By some miracle I stopped, went inside my house, swallowed hard and walked back to the driver who was still swearing under his breath.   ‘EXCUSE ME SIR.  I NEED TO SAY SOMETHING. I NEED TO APOLOGIZE TO YOU FOR GETTING ANGRY.  I AM BEING A ROYAL ****** AND I AM SORRY FOR BEHAVING THIS WAY.  I AM WRONG AND I FEEL BAD FOR GETTING SO ANGRY AT YOU.  I AM FINE WITH WHEREVER YOU WANT TO PLACE THIS ITEM.’  swallow  ‘PLEASE FORGIVE ME.’ 

The look on his face was a bit shocked and he remained silent for a long time.  I felt stupid and weird.  I didn’t know this man at all and while mulling over my wrong decision to say such a thing he said  ‘Well, we got all our anger out didn’t we.  I’m sorry for getting mad too.’ 

I wanted to hug him or kiss him or give him something like a jar of spaghetti sauce or anything really.
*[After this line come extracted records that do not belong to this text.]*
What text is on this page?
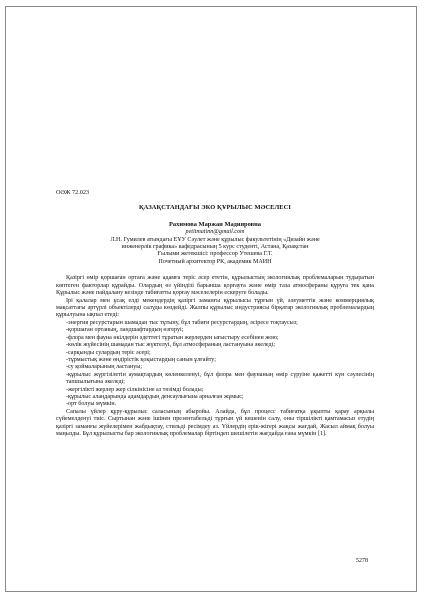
ОӘЖ 72.023

ҚАЗАҚСТАНДАҒЫ ЭКО ҚҰРЫЛЫС МӘСЕЛЕСІ

Рахимова Маржан Мадияровна

petitmatinn@gmail.com

Л.Н. Гумилев атындағы ЕҰУ Сәулет және құрылыс факультетінің «Дизайн және

инженерлік графика» кафедрасының 5 курс студенті, Астана, Қазақстан

Ғылыми жетекшісі: профессор Утешева Г.Т.

Почетный архитектор РК, академик МАИН

Қазіргі өмір қоршаған ортаға және адамға теріс әсер ететін, құрылыстың экологиялық проблемаларын тудыратын көптеген факторлар құрайды. Олардың өз үйіндізі барынша қорғауға және өмір таза атмосфераны құруға тек қана Құрылыс және пайдалану кезінде табиғатты қорғау мәселелерін ескеруге болады.

Ірі қалалар мен ұсақ елді мекендердің қазіргі заманғы құрылысы тұрғын үй, әлеуметтік және коммерциялық мақсаттағы әртүрлі объектілерді салуды көздейді. Жалпы құрылыс индустриясы бірқатар экологиялық проблемалардың құрылуына ықпал етеді:

-энергия ресурстарын шамадан тыс тұтыну, бұл табиғи ресурстардың, әсіресе тоқтаусыз;

-қоршаған ортаның, ландшафтардың өзгеруі;

-флора мен фауна өкілдерін әдеттегі тұратын жерлерден ығыстыру есебінен жою;

-көлік жүйесінің шамадан тыс жүктелуі, бұл атмосфераның ластануына әкеледі;

-сарқынды сулардың теріс әсері;

-тұрмыстық және өндірістік қоқыстардың санын ұлғайту;

-су қоймаларының ластануы;

-құрылыс жүргізілетін аумақтардың көленкеленуі, бұл флора мен фаунаның өмір сүруіне қажетті күн сәулесінің тапшылығына әкеледі;

-жергілікті жерлер жер сілкінісіне аз төзімді болады;

-құрылыс алаңдарында адамдардың денсаулығына арналған жұмыс;

-орт болуы мүмкін.

Сапалы үйлер құру-құрылыс саласының абыройы. Алайда, бұл процесс табиғатқа ұқыпты қарау арқылы сүйемелденуі тиіс. Сыртынан және ішінен презентабельді тұрғын үй кешенін салу, оны тіршілікті қамтамасыз етудің қазіргі заманғы жүйелерімен жабдықтау, стильді ресімдеу аз. Үйлердің ерік-жігері жақсы жағдай, Жасыл аймақ болуы маңызды. Бұл құрылысты бар экологиялық проблемалар біртіндеп шешілетін жағдайда ғана мүмкін [1].

5278
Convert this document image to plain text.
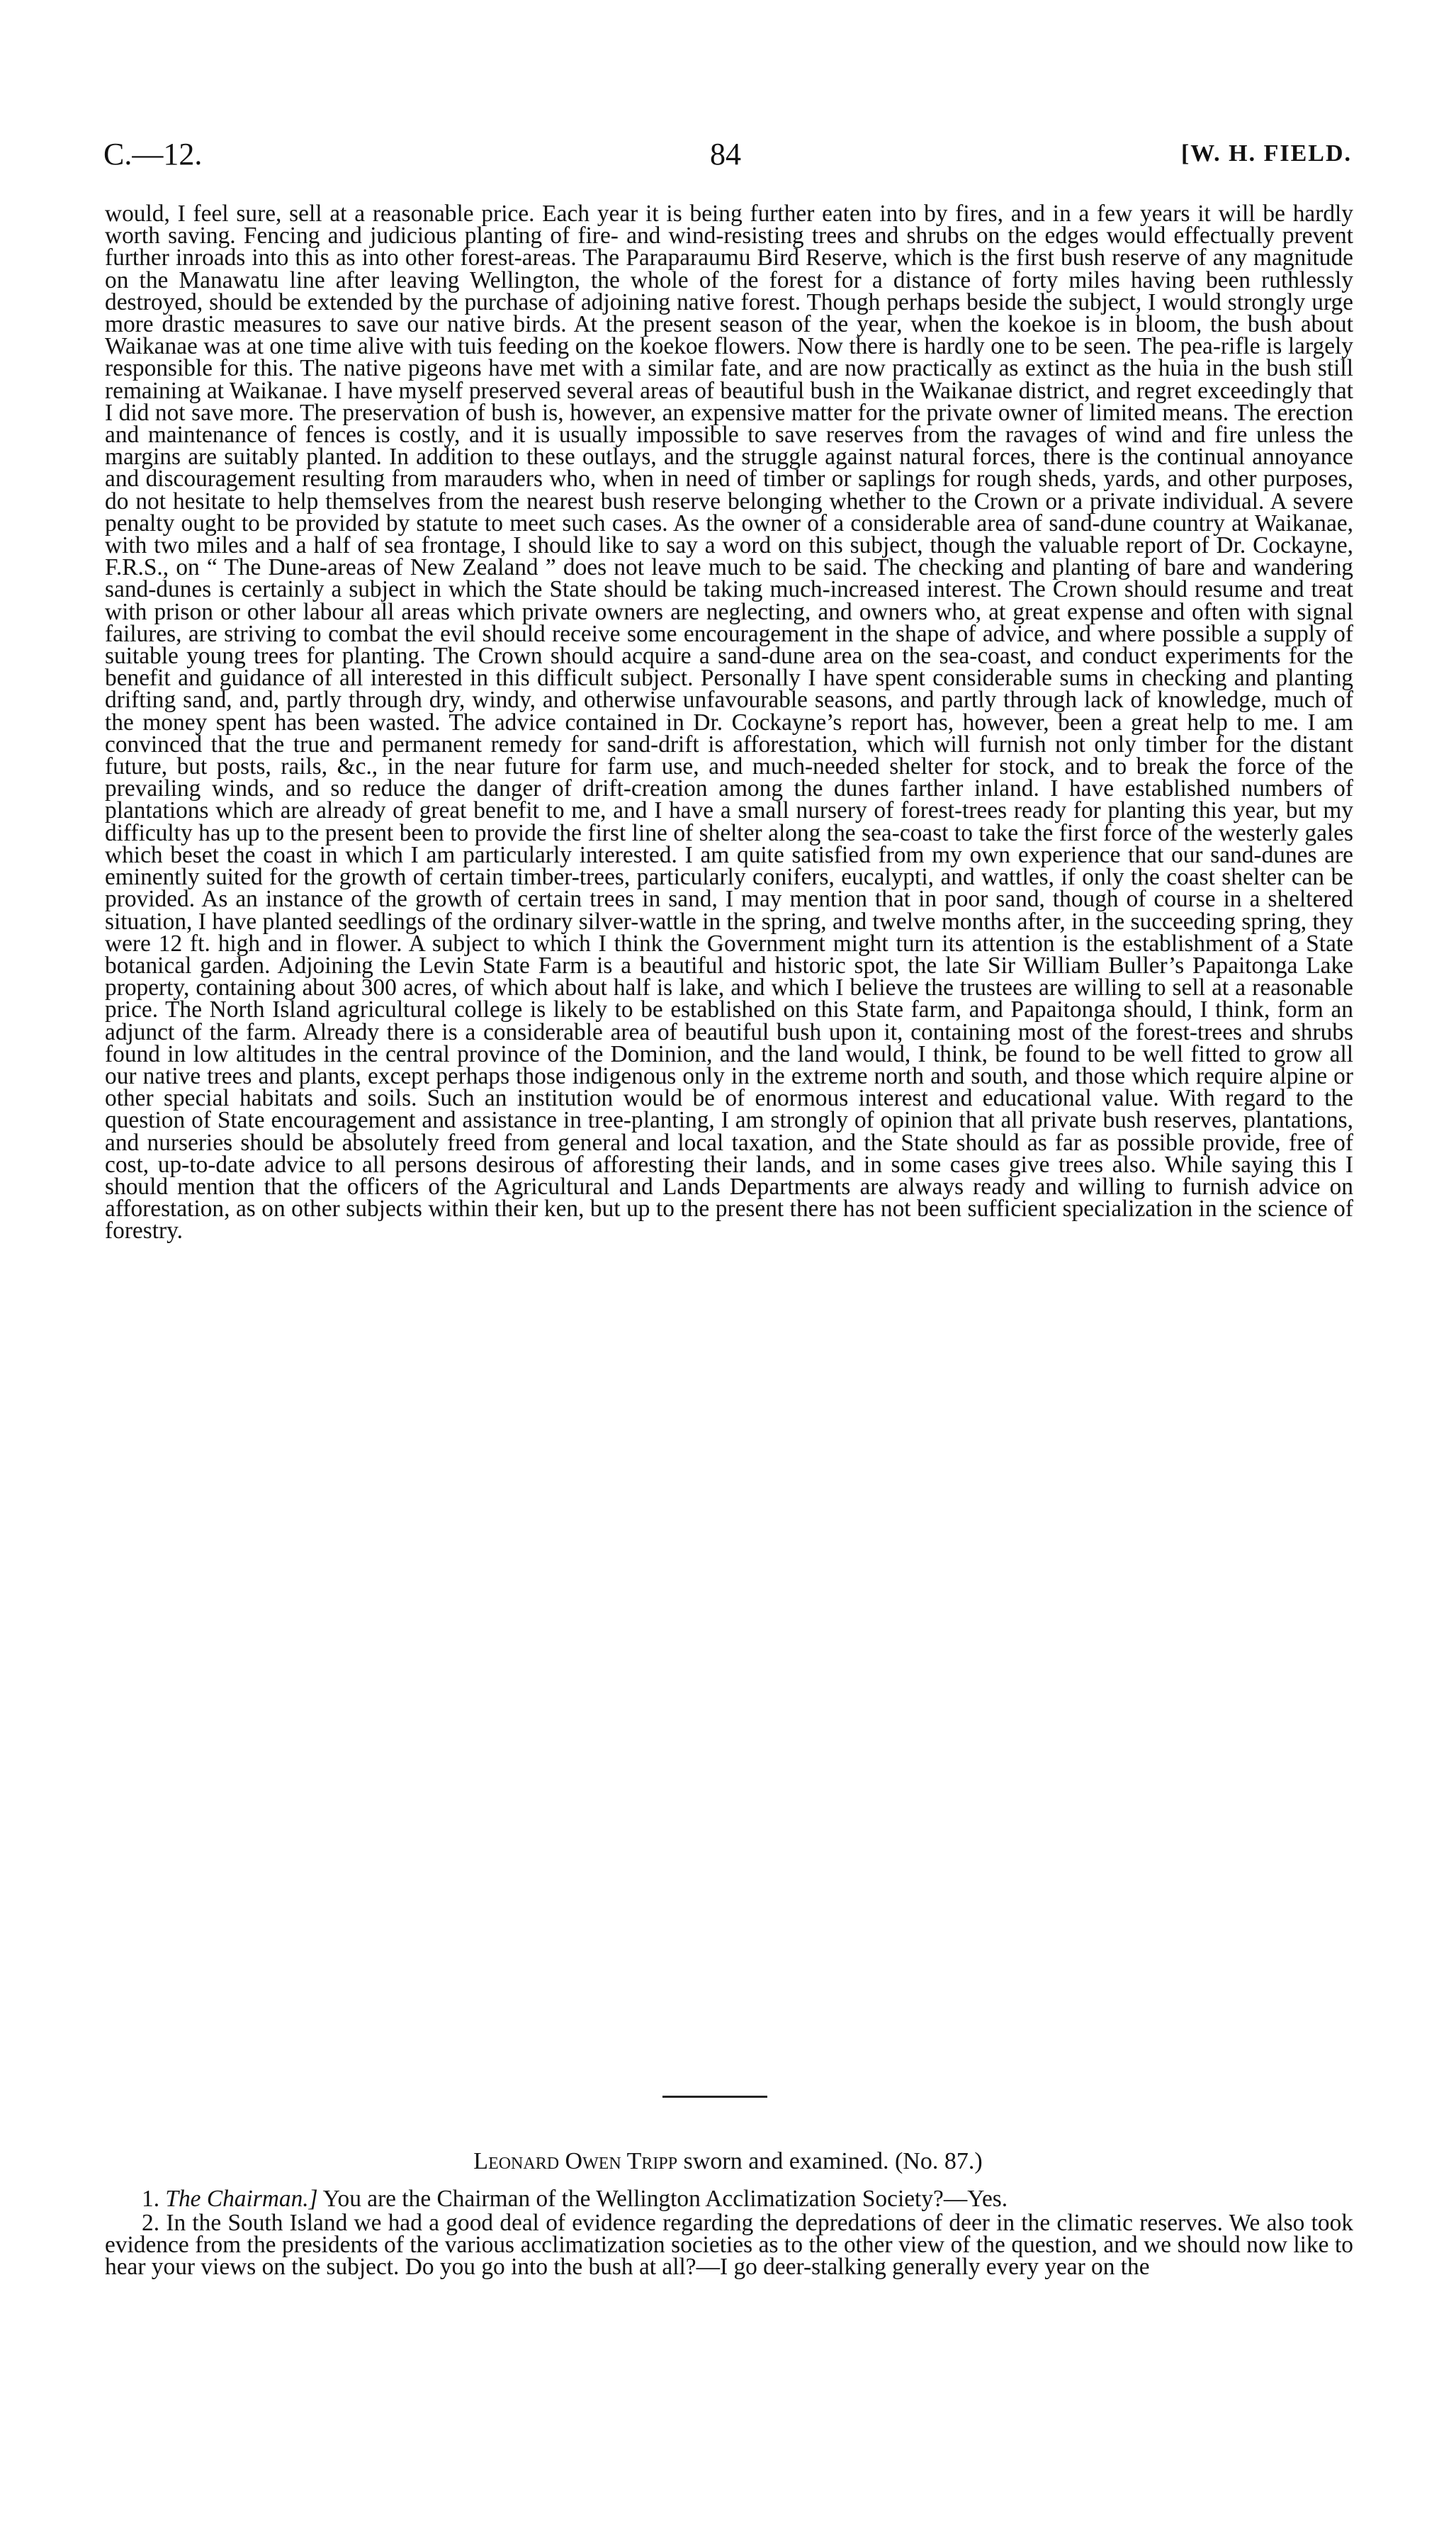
C.—12.	84	[W. H. FIELD.

would, I feel sure, sell at a reasonable price. Each year it is being further eaten into by fires, and in a few years it will be hardly worth saving. Fencing and judicious planting of fire- and wind-resisting trees and shrubs on the edges would effectually prevent further inroads into this as into other forest-areas. The Paraparaumu Bird Reserve, which is the first bush reserve of any magnitude on the Manawatu line after leaving Wellington, the whole of the forest for a distance of forty miles having been ruthlessly destroyed, should be extended by the purchase of adjoining native forest. Though perhaps beside the subject, I would strongly urge more drastic measures to save our native birds. At the present season of the year, when the koekoe is in bloom, the bush about Waikanae was at one time alive with tuis feeding on the koekoe flowers. Now there is hardly one to be seen. The pea-rifle is largely responsible for this. The native pigeons have met with a similar fate, and are now practically as extinct as the huia in the bush still remaining at Waikanae. I have myself preserved several areas of beautiful bush in the Waikanae district, and regret exceedingly that I did not save more. The preservation of bush is, however, an expensive matter for the private owner of limited means. The erection and maintenance of fences is costly, and it is usually impossible to save reserves from the ravages of wind and fire unless the margins are suitably planted. In addition to these outlays, and the struggle against natural forces, there is the continual annoyance and discouragement resulting from marauders who, when in need of timber or saplings for rough sheds, yards, and other purposes, do not hesitate to help themselves from the nearest bush reserve belonging whether to the Crown or a private individual. A severe penalty ought to be provided by statute to meet such cases. As the owner of a considerable area of sand-dune country at Waikanae, with two miles and a half of sea frontage, I should like to say a word on this subject, though the valuable report of Dr. Cockayne, F.R.S., on “ The Dune-areas of New Zealand ” does not leave much to be said. The checking and planting of bare and wandering sand-dunes is certainly a subject in which the State should be taking much-increased interest. The Crown should resume and treat with prison or other labour all areas which private owners are neglecting, and owners who, at great expense and often with signal failures, are striving to combat the evil should receive some encouragement in the shape of advice, and where possible a supply of suitable young trees for planting. The Crown should acquire a sand-dune area on the sea-coast, and conduct experiments for the benefit and guidance of all interested in this difficult subject. Personally I have spent considerable sums in checking and planting drifting sand, and, partly through dry, windy, and otherwise unfavourable seasons, and partly through lack of knowledge, much of the money spent has been wasted. The advice contained in Dr. Cockayne’s report has, however, been a great help to me. I am convinced that the true and permanent remedy for sand-drift is afforestation, which will furnish not only timber for the distant future, but posts, rails, &c., in the near future for farm use, and much-needed shelter for stock, and to break the force of the prevailing winds, and so reduce the danger of drift-creation among the dunes farther inland. I have established numbers of plantations which are already of great benefit to me, and I have a small nursery of forest-trees ready for planting this year, but my difficulty has up to the present been to provide the first line of shelter along the sea-coast to take the first force of the westerly gales which beset the coast in which I am particularly interested. I am quite satisfied from my own experience that our sand-dunes are eminently suited for the growth of certain timber-trees, particularly conifers, eucalypti, and wattles, if only the coast shelter can be provided. As an instance of the growth of certain trees in sand, I may mention that in poor sand, though of course in a sheltered situation, I have planted seedlings of the ordinary silver-wattle in the spring, and twelve months after, in the succeeding spring, they were 12 ft. high and in flower. A subject to which I think the Government might turn its attention is the establishment of a State botanical garden. Adjoining the Levin State Farm is a beautiful and historic spot, the late Sir William Buller’s Papaitonga Lake property, containing about 300 acres, of which about half is lake, and which I believe the trustees are willing to sell at a reasonable price. The North Island agricultural college is likely to be established on this State farm, and Papaitonga should, I think, form an adjunct of the farm. Already there is a considerable area of beautiful bush upon it, containing most of the forest-trees and shrubs found in low altitudes in the central province of the Dominion, and the land would, I think, be found to be well fitted to grow all our native trees and plants, except perhaps those indigenous only in the extreme north and south, and those which require alpine or other special habitats and soils. Such an institution would be of enormous interest and educational value. With regard to the question of State encouragement and assistance in tree-planting, I am strongly of opinion that all private bush reserves, plantations, and nurseries should be absolutely freed from general and local taxation, and the State should as far as possible provide, free of cost, up-to-date advice to all persons desirous of afforesting their lands, and in some cases give trees also. While saying this I should mention that the officers of the Agricultural and Lands Departments are always ready and willing to furnish advice on afforestation, as on other subjects within their ken, but up to the present there has not been sufficient specialization in the science of forestry.

Leonard Owen Tripp sworn and examined. (No. 87.)

1. The Chairman.] You are the Chairman of the Wellington Acclimatization Society?—Yes.

2. In the South Island we had a good deal of evidence regarding the depredations of deer in the climatic reserves. We also took evidence from the presidents of the various acclimatization societies as to the other view of the question, and we should now like to hear your views on the subject. Do you go into the bush at all?—I go deer-stalking generally every year on the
I wanted to say it all again.  I wanted to give him my phone number and have him call me so I could find out who he was and talk with him all night and be his friend.  But men being men we shook hands uncomfortably and he left me standing next to the hot tub in a horrible place in my driveway.

The truth is that I didn’t apologize because I was in the wrong.  I apologized because it didn’t matter.  I apologized to feel human again.  I apologized to save our souls from this mishap of selfishness.  My want overlooked seeing who he was.   My intent lost the point.  The point wasn’t to make my life easier.  The point was to get along.  You might disagree.  Some people at work told me that I should have denied the delivery or that I should have called his boss.  But something tells me that he had other things in his life that were more important.  Friendship and acceptance are gifts that are hard to find and sometimes hard to give.

Maybe the key to being a good [parent / partner / friend / stranger] is recognition that it is better to be kind than it is to be right. 

Maybe the key to being a good father is apologizing when I realize that I am micromanaging where my daughter wants to place her garden.  Maybe it is in letting my son know that I’m getting angry at him when I shouldn’t be…and that daddy isn’t in a very good mood.  Maybe it is saying I’m sorry again to my wife when I lack the empathy she needs.  It would be nice if we wouldn’t make mistakes in our relationships.  That would be better. 

Blessed are those who hunger and thirst for righteousness. I’ve always taken this to mean that people who long for just and right living are blessed. My pastor recently taught me that this righteousness is a term that has less to do with being right and more to do with being right with others….a relational goodness.  It makes sense.  If you long  for relational goodness more than getting what you ‘deserve’ then you will experience it.  You will be filled.

What I have discovered is that the backbone of forgiveness and acceptance of others is empathy.  This is probably the hardest spiritual discipline I’ve ever attempted to achieve and quite frankly isn’t much fun sometimes.  Empathy gets in the way.  I want to be judgmental.  I want to be irritated.  I want to have facebook wars.  I want roadrage and to feel power of being right.  But you never know the entire picture.  And usually there is something else we haven’t considered.  The path to acceptance is narrow and uncomfortable and sometimes very lonely.  But in the end you find that all the work you put into accepting and loving others enables you to accept and love yourself.



One thought on “An Exercise in Anger

  1. It’s not an excuse, nor a reason, but the truth of the matter is that we’re a work in progress. And, the progress isn’t unidirectional (little in life is that clean and tidy – but, sometimes, the messiness can be fun. Though not always.)

    I don’t experience/think of empathy as a spiritual discipline. To my thinking it’s an intensely human thing-the ability to understand, to share, the feelings of another.

    This requires an some understanding of my own feelings. A human thing.

    That said, it’s likely we’re using different words to arrive at the same thought.